Gases which are not absorbed by the sludge rise through the sludge and may cause formation of foam 8. If the amount of foam increases so that sensor 13 is actuated, motorised valve spur 14 is opened (via control 20) to allow some of the circulating sludge to pass therethrough into the foam 8 in vessel 1 thus destroying foam and reducing the total amount thereof.

Gases exiting from vent 12 may be analysed (oxygen meter 15) to provide data for control of the process. The process may be operated automatically.

Treated sludge is removed from the vessel at appropriate intervals by opening motorised valve 15 and allowing the required quantity to be discharged either for further treatment or for storage before disposal.

Following removal of treated sludge an equivalent quantity is admitted to the vessel via valve 3. Both removal and replenishment of sludge can be effected automatically using an appropriate control system.

Figure 2 shows the temperature in a 21m3 digester vessel over a nine month period during which the digester was operated continuously on a semi-batch procedure, i.e.

the sludge in the digester was aerated continuously with periodical removals of part of the digested sludge and replacement with raw sludge. The digester was substantially the same as in Figure 1.

Figure 3 shows temperature data for digestion of a single batch of sludge aerated continuously over 18 days.

The digester and process conditions were the same as for Figure 2, although the sludge was from a different source.

Claims (11)

CLAIMS:

1. A method of thermophilic aerobic digestion of an aqueous sludge, which comprises passing oxygen gas or an oxygen-containing gas into a thermally insulated vessel containing the sludge for said digestion to occur, and wherein during digestion sludge is withdrawn from the vessel and pumped upwardly to an aerator disposed externally of the vessel and above the surface level of sludge in the vessel, and thereafter caused to return to the vessel through a downcomer which opens in the vessel below the said surface level, said flowing sludge entraining small bubbles of said gas from said aerator.

2. A method according to claim 1, wherein the aerator is on a horizontal or downflow path of the withdrawn sludge.

3. A method according to claim 1 or 2, wherein the downcomer increases in diameter at or towards its immersed open end to reduce turbulence in the vessel.

4. A method according to claim 1,2 or 3, wherein the downcomer extends to close to the bottom of the vessel.

5. A method according to any of claims 1 to 4, wherein the vessel has a top closure.

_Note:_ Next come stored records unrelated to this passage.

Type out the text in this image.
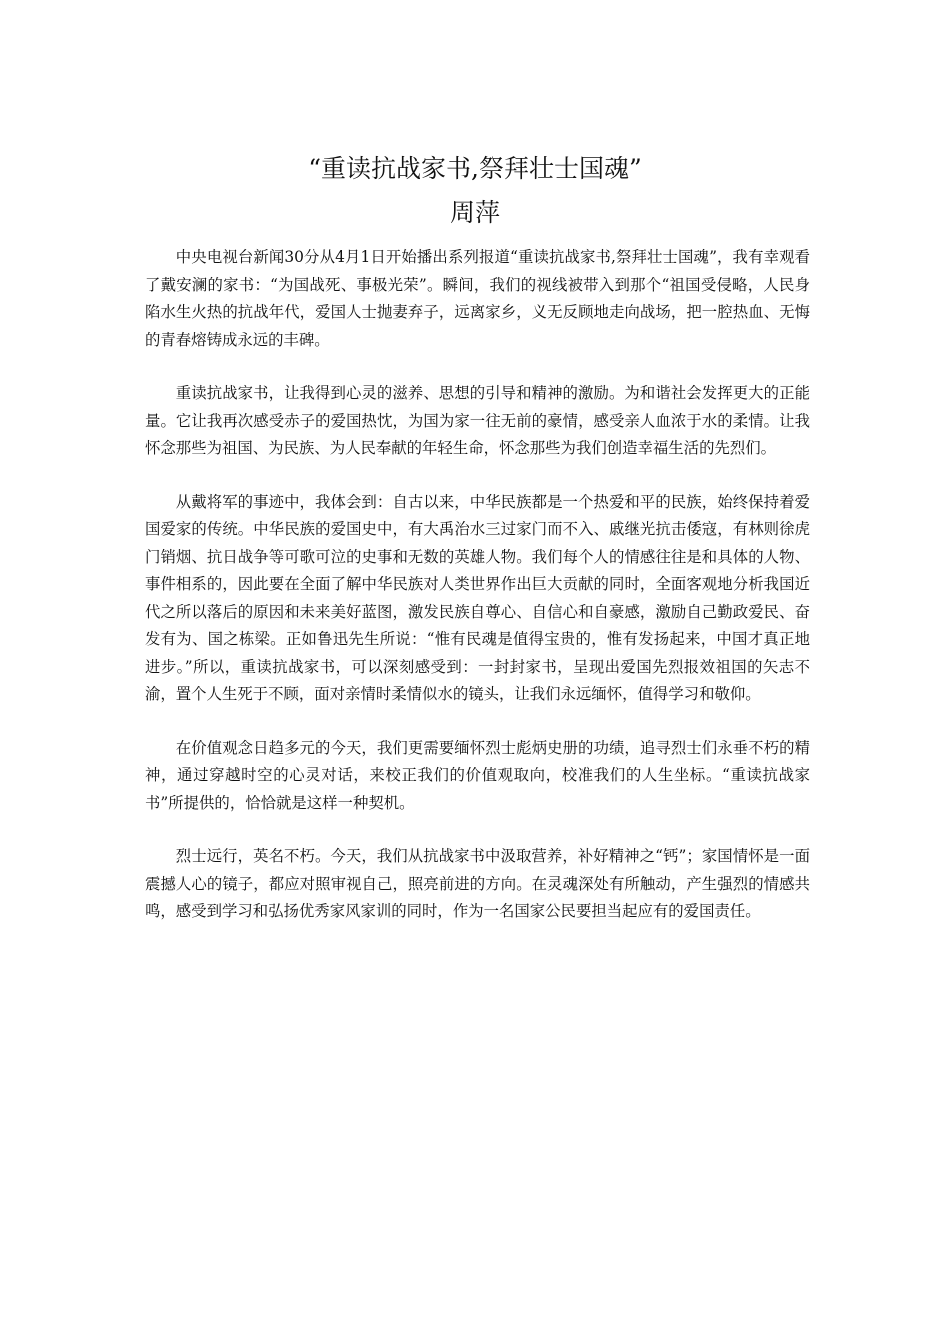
“重读抗战家书,祭拜壮士国魂”
周萍

中央电视台新闻30分从4月1日开始播出系列报道“重读抗战家书,祭拜壮士国魂”，我有幸观看了戴安澜的家书：“为国战死、事极光荣”。瞬间，我们的视线被带入到那个“祖国受侵略，人民身陷水生火热的抗战年代，爱国人士抛妻弃子，远离家乡，义无反顾地走向战场，把一腔热血、无悔的青春熔铸成永远的丰碑。

重读抗战家书，让我得到心灵的滋养、思想的引导和精神的激励。为和谐社会发挥更大的正能量。它让我再次感受赤子的爱国热忱，为国为家一往无前的豪情，感受亲人血浓于水的柔情。让我怀念那些为祖国、为民族、为人民奉献的年轻生命，怀念那些为我们创造幸福生活的先烈们。

从戴将军的事迹中，我体会到：自古以来，中华民族都是一个热爱和平的民族，始终保持着爱国爱家的传统。中华民族的爱国史中，有大禹治水三过家门而不入、戚继光抗击倭寇，有林则徐虎门销烟、抗日战争等可歌可泣的史事和无数的英雄人物。我们每个人的情感往往是和具体的人物、事件相系的，因此要在全面了解中华民族对人类世界作出巨大贡献的同时，全面客观地分析我国近代之所以落后的原因和未来美好蓝图，激发民族自尊心、自信心和自豪感，激励自己勤政爱民、奋发有为、国之栋梁。正如鲁迅先生所说：“惟有民魂是值得宝贵的，惟有发扬起来，中国才真正地进步。”所以，重读抗战家书，可以深刻感受到：一封封家书，呈现出爱国先烈报效祖国的矢志不渝，置个人生死于不顾，面对亲情时柔情似水的镜头，让我们永远缅怀，值得学习和敬仰。

在价值观念日趋多元的今天，我们更需要缅怀烈士彪炳史册的功绩，追寻烈士们永垂不朽的精神，通过穿越时空的心灵对话，来校正我们的价值观取向，校准我们的人生坐标。“重读抗战家书”所提供的，恰恰就是这样一种契机。

烈士远行，英名不朽。今天，我们从抗战家书中汲取营养，补好精神之“钙”；家国情怀是一面震撼人心的镜子，都应对照审视自己，照亮前进的方向。在灵魂深处有所触动，产生强烈的情感共鸣，感受到学习和弘扬优秀家风家训的同时，作为一名国家公民要担当起应有的爱国责任。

6. A method according to any preceding claim, wherein off gases from the digesting sludge are analyzed.

7. A method according to any preceding claim, wherein some of the withdrawn sludge is returned into the vessel at a level above the sludge surface to impinge on, and physically break down, foam on the surface.

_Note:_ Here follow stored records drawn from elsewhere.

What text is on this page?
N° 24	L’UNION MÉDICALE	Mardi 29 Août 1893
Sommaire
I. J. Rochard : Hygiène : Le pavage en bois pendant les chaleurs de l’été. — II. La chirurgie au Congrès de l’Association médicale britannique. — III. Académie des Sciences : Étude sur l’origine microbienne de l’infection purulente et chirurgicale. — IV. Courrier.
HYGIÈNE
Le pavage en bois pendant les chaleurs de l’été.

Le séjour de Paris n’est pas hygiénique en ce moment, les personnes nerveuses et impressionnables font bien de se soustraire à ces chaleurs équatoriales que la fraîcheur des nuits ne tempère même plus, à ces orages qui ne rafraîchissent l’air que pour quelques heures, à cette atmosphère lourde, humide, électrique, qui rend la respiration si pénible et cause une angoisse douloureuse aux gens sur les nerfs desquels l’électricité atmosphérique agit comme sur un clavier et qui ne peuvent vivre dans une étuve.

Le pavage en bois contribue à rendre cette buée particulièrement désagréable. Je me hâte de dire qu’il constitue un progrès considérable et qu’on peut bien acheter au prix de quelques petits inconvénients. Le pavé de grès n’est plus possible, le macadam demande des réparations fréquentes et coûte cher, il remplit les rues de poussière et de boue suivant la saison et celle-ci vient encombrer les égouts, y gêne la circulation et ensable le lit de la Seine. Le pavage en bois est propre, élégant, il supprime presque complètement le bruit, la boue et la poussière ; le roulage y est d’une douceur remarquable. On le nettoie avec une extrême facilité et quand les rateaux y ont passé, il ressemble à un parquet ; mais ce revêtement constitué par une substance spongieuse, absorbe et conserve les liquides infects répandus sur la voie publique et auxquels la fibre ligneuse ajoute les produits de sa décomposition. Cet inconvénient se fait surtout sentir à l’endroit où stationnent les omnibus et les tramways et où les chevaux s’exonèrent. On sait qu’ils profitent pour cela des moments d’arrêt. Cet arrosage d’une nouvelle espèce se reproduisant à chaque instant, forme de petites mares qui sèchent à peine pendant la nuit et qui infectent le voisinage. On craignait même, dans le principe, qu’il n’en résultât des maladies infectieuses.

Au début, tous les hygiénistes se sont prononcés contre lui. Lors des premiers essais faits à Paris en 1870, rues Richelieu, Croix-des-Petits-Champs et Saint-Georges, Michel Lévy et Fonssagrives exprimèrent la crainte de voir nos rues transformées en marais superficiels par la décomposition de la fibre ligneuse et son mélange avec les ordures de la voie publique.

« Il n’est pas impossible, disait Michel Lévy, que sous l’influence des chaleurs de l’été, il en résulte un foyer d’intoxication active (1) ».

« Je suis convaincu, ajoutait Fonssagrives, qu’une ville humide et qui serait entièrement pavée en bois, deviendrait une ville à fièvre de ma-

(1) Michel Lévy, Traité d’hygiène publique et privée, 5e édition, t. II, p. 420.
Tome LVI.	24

8. A method according to any preceding claim, wherein the sludge is digested for a period sufficient to produce a pathogen-free stable sludge.

9. A method according to any of claims 1 to 7, wherein the sludge is digested for a time sufficient only for partial digestion, and the partially digested hot sludge is removed from the vessel.

10. A method according to claim 9, wherein the removed partially digested hot sludge is then subjected to anaerobic digestion.

11. #Apparatus for the thermophilic aerobic digestion of sludge, which comprises a thermally insulated digester vessel, pump means for withdrawing sludge from the vessel, conduit means for passing the withdrawn sludge exteriorly of the vessel to a level above the surface level of sludge in the vessel, and a downcomer for returning the sludge into the vessel, said downcomer opening in the vessel below the said surface level (in use), an aerator disposed in said conduit means above the surface level of sludge in the vessel, to introduce oxygen or an oxygen-containing gas into the sludge in the conduit, the aerator being in a horizontal or downflow portion of the conduit.